December 2, 2015 at  4:00 PM
McConnell Engineering Room 437

Nature has provided man with robust physiological systems to sustain life and ensure survival under adverse conditions. The cardiovascular system is such a system, with considerable redundancy to ensure a continuous blood circulation to the vital organs. Therefore, despite significant advances in medical research, the early identification of cardiotoxicity, which would allow early intervention, remains challenging.

Echocardiography and magnetic imaging are the two cornerstones of measuring cardiac function directly. Neither is optimal – technical issues including operator dependency causes considerable variability with echo’s (up to 12%), and accessibility, exposure to radiation and cost limit the routine use of MRI.

Cardiotoxicity can be either reversible or transient (Type I), or permanent (Type 2 ). Often dysfunction starts as functional changes and as the disease progresses, structural damage follows. However, non-specific cytotoxic agents may cause permanent damage to the heart and other organs that may only manifest and be diagnosed late.

Routine assessment for the early identification of cardiotoxicity in clinical research include circulatory biomarkers. Typically this includes the cardiac troponins (or CK/CK-MB) that measures myocardial cellular toxicity, and the natriuretic peptides, that reflect cardiac overload. More recently, disease-specific miRNA is being assessed, although it is still not clear if the miRNA elevation is pathology- or compound-specific or compound-agnostic, and whether they are epiphenomena or are actively involved in the pathologic process. What is clear that these circulatory biomarkers may occur transiently, and too early or too late blood sampling may not be diagnostic, despite the presence of structural disease.

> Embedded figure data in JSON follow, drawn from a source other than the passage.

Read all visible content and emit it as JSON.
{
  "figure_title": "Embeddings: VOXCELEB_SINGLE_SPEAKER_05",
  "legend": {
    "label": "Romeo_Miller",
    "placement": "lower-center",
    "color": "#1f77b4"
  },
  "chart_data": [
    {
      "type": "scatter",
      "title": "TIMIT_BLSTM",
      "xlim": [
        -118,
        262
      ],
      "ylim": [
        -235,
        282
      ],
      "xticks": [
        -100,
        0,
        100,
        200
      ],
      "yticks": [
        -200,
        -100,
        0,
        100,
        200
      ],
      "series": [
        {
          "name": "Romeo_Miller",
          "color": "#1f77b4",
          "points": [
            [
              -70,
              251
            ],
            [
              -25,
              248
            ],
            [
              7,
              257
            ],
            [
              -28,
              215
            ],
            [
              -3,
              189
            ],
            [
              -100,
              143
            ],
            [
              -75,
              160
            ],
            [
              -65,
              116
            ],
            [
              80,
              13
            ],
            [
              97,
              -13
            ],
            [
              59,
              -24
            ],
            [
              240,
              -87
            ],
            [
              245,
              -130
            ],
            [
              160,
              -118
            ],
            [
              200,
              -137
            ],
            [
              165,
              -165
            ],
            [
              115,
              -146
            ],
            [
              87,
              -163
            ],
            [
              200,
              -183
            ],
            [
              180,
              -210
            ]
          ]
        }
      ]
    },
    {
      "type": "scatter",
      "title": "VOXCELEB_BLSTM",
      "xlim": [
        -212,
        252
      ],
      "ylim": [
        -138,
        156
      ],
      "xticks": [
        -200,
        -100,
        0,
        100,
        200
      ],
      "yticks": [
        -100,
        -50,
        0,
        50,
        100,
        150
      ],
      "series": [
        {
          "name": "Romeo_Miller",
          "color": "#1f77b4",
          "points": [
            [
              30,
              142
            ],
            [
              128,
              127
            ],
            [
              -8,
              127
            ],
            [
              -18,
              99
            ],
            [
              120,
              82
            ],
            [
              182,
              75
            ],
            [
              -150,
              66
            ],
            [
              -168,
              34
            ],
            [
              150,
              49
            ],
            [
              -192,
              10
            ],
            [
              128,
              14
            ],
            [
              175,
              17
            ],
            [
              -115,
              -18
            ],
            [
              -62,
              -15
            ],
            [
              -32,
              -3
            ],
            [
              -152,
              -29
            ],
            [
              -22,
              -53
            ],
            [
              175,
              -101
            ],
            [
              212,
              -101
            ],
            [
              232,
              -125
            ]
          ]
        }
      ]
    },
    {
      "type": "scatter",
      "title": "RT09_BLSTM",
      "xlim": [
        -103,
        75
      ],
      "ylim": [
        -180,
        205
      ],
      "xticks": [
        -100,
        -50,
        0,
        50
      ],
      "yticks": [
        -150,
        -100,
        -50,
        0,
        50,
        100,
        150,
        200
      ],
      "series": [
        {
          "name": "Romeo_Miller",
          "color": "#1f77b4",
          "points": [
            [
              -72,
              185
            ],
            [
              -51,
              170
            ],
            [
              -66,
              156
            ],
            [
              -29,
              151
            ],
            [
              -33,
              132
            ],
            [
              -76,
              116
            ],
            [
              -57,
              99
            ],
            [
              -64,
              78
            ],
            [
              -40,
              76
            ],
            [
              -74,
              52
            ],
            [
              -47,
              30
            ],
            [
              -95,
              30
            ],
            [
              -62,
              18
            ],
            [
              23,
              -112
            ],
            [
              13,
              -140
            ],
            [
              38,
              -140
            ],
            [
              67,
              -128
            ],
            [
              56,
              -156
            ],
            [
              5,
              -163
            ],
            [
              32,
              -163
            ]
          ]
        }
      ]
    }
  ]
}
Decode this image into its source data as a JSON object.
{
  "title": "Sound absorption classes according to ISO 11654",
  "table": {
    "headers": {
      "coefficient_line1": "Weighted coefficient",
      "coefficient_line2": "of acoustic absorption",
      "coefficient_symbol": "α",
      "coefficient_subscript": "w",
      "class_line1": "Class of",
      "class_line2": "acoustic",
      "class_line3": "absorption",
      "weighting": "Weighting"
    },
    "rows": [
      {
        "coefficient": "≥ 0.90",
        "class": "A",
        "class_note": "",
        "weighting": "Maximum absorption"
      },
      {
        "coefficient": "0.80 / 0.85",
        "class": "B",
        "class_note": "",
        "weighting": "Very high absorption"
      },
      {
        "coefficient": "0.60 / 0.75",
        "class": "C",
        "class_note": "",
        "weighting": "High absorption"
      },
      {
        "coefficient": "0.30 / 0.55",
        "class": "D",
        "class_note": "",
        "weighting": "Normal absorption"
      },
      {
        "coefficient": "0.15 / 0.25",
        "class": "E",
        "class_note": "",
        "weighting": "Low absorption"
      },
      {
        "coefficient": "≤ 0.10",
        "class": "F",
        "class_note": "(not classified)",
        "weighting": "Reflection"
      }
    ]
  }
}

Cardiotoxicity is especially relevant in oncology: As patients with cancer survive longer, cardiotoxicity may manifest after a long time. Secondly, targeted cancer therapy may alter the very core of life-sustaining pathways both in cancer cells and in healthy tissue, including the heart. Earlier identification of cardiac disfunction would potentially guide drug selection, trigger dose reduction, or alert the clinician to the need for preventative treatment, which has been effective in breast cancer, for example.